By Richard Johnstone | 22 February 2012
Chancellor George Osborne has been urged to use next month’s Budget to end uncertainty over whether corporation tax powers will be devolved to Northern Ireland.
A Treasury consultation examining the possibility ended last July and a decision is expected this year. But Northern Ireland First Minister Peter Robinson said last month it might not come before the summer.
The
CBI wants the Treasury to scrap the idea. In its submission ahead of the March 21 Budget, the business lobby says‘the interests of the
UK are best served by a unitary corporation tax system’.
Since the consultation on corporation tax, the Scottish Government has proposed that the tax be devolved to Holyrood too.
The CBI said the current system ‘provides the simplest environment for UK and foreign businesses and investors to operate in, and minimises the potential for distortion’.
Chief
economic adviser Ian McCafferty said the potential change was creating economic
uncertainty. ‘Companies that lack certainty on how they will be taxed in the
future are reluctant to invest, so government must deliver on its corporation tax
roadmap without delay.’
He added: ‘We must make sure that we continue to attract and keep successful multinational businesses in the UK.’
In a letter to Osborne, the group has also called for businesses to have a greater say in the government’s decisions on UK tax policy.
Warning that unpredictable changes to tax rules can have a significant impact on business investment decisions and damage growth, the group called for ‘a transparent, methodical process… which could involve greater business input’.
Director general John Cridland also urged Osborne to take action in the Budget to improve the flow of credit to businesses.

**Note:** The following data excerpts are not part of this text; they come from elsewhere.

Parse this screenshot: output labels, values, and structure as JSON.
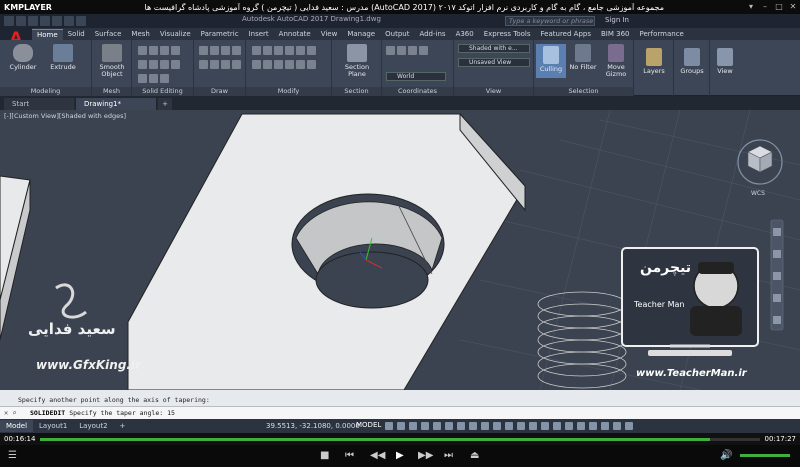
{
  "player": {
    "name": "KMPLAYER",
    "title": "مجموعه آموزشی جامع ، گام به گام و کاربردی نرم افزار  اتوکد ۲۰۱۷ (AutoCAD 2017)  مدرس : سعید فدایی ( تیچرمن ) گروه آموزشی پادشاه گرافیست ها",
    "time_elapsed": "00:16:14",
    "time_total": "00:17:27",
    "progress": 0.93
  },
  "acad": {
    "doc_title": "Autodesk AutoCAD 2017    Drawing1.dwg",
    "search_placeholder": "Type a keyword or phrase",
    "sign_in": "Sign In",
    "logo": "A"
  },
  "ribbon_tabs": [
    "Home",
    "Solid",
    "Surface",
    "Mesh",
    "Visualize",
    "Parametric",
    "Insert",
    "Annotate",
    "View",
    "Manage",
    "Output",
    "Add-ins",
    "A360",
    "Express Tools",
    "Featured Apps",
    "BIM 360",
    "Performance"
  ],
  "ribbon": {
    "cylinder": "Cylinder",
    "extrude": "Extrude",
    "smooth_object": "Smooth Object",
    "section_plane": "Section Plane",
    "culling": "Culling",
    "no_filter": "No Filter",
    "move_gizmo": "Move Gizmo",
    "layers": "Layers",
    "groups": "Groups",
    "view": "View",
    "visual_style": "Shaded with e...",
    "saved_view": "Unsaved View",
    "coord": "World",
    "groups_labels": [
      "Modeling",
      "Mesh",
      "Solid Editing",
      "Draw",
      "Modify",
      "Section",
      "Coordinates",
      "View",
      "Selection"
    ]
  },
  "file_tabs": [
    "Start",
    "Drawing1*"
  ],
  "viewport": {
    "label": "[-][Custom View][Shaded with edges]",
    "viewcube_label": "WCS",
    "watermark_name": "سعید فدایی",
    "watermark_site": "www.GfxKing.ir",
    "teacher_logo": "تیچرمن",
    "teacher_name": "Teacher Man",
    "teacher_site": "www.TeacherMan.ir"
  },
  "command": {
    "history": "Specify another point along the axis of tapering:",
    "name": "SOLIDEDIT",
    "prompt": "Specify the taper angle: 15"
  },
  "status": {
    "layout_tabs": [
      "Model",
      "Layout1",
      "Layout2"
    ],
    "coordinates": "39.5513, -32.1080, 0.0000",
    "mode": "MODEL"
  }
}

He called for him to follow through plans announced in last November’s Autumn Statement, including expanding the availability of finance to mid-sized businesses through a corporate bond market. The government’s Business Finance Partnership has outlined initial plans to provide an initial £1bn through investment funds alongside private sector investors.
Cridland said: ‘The chancellor must use this Budget to score the growth and investment policy goals he put forward in his Autumn Statement.’